Hükmü, davalı vekili temyiz etmiştir
Somut olayda; davalı ... ile davacı ... arasında ... 7. Noterliğinin 08.09.2004 tarihli 24419 yevmiye numaralı taşınmaz satış vaadi sözleşmesi uyarınca, ... muris ve murisi evvellerinden kendisine intikal eden ve etmesi lazım gelen bir kısım taşınmazlardaki hak ve hisseleri, kendi adına tescil edildikten sonra hissenin net 1000 m2"lik kısmını 10.500,00TL bedel karşılığı ...’e satmayı vaad etmiş, satış vaadi bedeli ... tarafından alınmıştır. Daha sonra ... Kadastro Mahkemesinin 13.06.2007 tarihinde kesinleşen 2003/27 Esas, 2004/19 Karar sayılı ilamı neticesinde davalı adına tapu kaydında tescil yapılmıştır. Yargılama sırasında davacı vekili bir kısım taşınmazlarda ifa olanağı bulunmadığı gerekçesiyle taleplerini atiye bırakmış, 556 ada 2 parsel ve 570 ada 3 parsel sayılı taşınmazların tedavül görmüş tüm parselleri açısından davaya devam etmiştir. Her ne kadar davanın kabulüne karar verilmişsede, mahkemece itibar edilerek hükme esas alınan bilirkişi raporu denetime elverişli değildir. Davalı, dava konusu taşınmazlar ile atiye bırakılan diğer taşınmazlardaki kendisine düşecek miras paylarının 1000 metrekaresinin satışını vaad etmiştir. Dava konusu taşınmazların imar uygulaması gördüğü, imar uygulaması gören parseller yönünden hüküm kurulurken ... kesintisinin nazara alınmadığı yönünde davalının temyiz itirazları vardır. Hükme esas alınan bilirkişi raporunda; dava konusu taşınmazların imar uygulaması görüp görmediği, imar uygulaması görmüş ise ... kesintisinin nazara alınıp alınmadığı ve dava konusu 556 ada 2 parsel ve 570 ada 3 parsel sayılı taşınmazlarda vaad borçlusu ... tarafından satışa konu edilen 1000 metrekarenin bu taşınmazlardaki hissesine göre oranlama yapılarak söz konusu 1000 metrekarenin ne kadar paya denk geldiği belirtilmeden rapor hazırlandığı anlaşıldığından bilirkişi raporunun hüküm kurmaya yeterli ve elverişli olduğundan söz edilemez. Açıklanan sebeplerle hükmün bozulması gerekmiştir.

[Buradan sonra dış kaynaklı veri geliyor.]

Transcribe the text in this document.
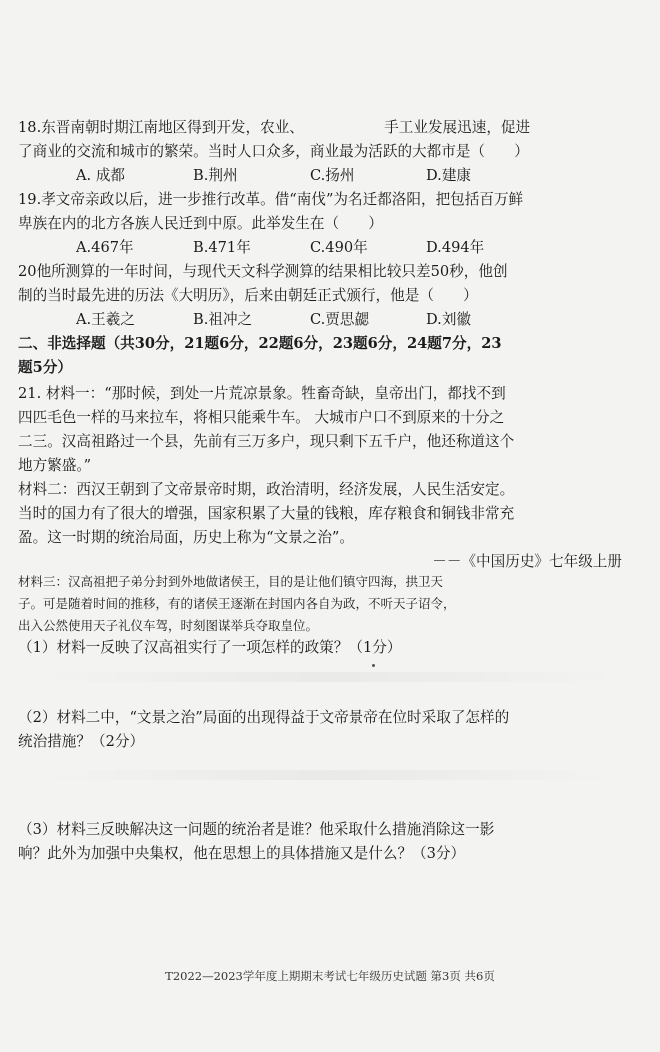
18.东晋南朝时期江南地区得到开发，农业、　　　　　　手工业发展迅速，促进
了商业的交流和城市的繁荣。当时人口众多，商业最为活跃的大都市是（　　）
A. 成都	B.荆州	C.扬州	D.建康
19.孝文帝亲政以后，进一步推行改革。借“南伐”为名迁都洛阳，把包括百万鲜
卑族在内的北方各族人民迁到中原。此举发生在（　　）
A.467年	B.471年	C.490年	D.494年
20他所测算的一年时间，与现代天文科学测算的结果相比较只差50秒，他创
制的当时最先进的历法《大明历》，后来由朝廷正式颁行，他是（　　）
A.王羲之	B.祖冲之	C.贾思勰	D.刘徽
二、非选择题（共30分，21题6分，22题6分，23题6分，24题7分，23
题5分）
21. 材料一：“那时候，到处一片荒凉景象。牲畜奇缺，皇帝出门，都找不到
四匹毛色一样的马来拉车，将相只能乘牛车。 大城市户口不到原来的十分之
二三。汉高祖路过一个县，先前有三万多户，现只剩下五千户，他还称道这个
地方繁盛。”
材料二：西汉王朝到了文帝景帝时期，政治清明，经济发展，人民生活安定。
当时的国力有了很大的增强，国家积累了大量的钱粮，库存粮食和铜钱非常充
盈。这一时期的统治局面，历史上称为“文景之治”。
－－《中国历史》七年级上册
材料三：汉高祖把子弟分封到外地做诸侯王，目的是让他们镇守四海，拱卫天
子。可是随着时间的推移，有的诸侯王逐渐在封国内各自为政，不听天子诏令，
出入公然使用天子礼仪车驾，时刻图谋举兵夺取皇位。
（1）材料一反映了汉高祖实行了一项怎样的政策？（1分）
（2）材料二中，“文景之治”局面的出现得益于文帝景帝在位时采取了怎样的
统治措施？（2分）
（3）材料三反映解决这一问题的统治者是谁？他采取什么措施消除这一影
响？此外为加强中央集权，他在思想上的具体措施又是什么？（3分）
T2022—2023学年度上期期末考试七年级历史试题 第3页 共6页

SONUÇ: Yukarıda açıklanan nedenlerle davalı vekilinin temyiz itirazlarının kabulü ile hükmün BOZULMASINA, peşin yatırılan harcın istek halinde yatırana iadesine, kararın tebliğinden itibaren 15 gün içinde karar düzeltme yolu açık olmak üzere, 19.12.2019 tarihinde oy birliği ile karar verildi.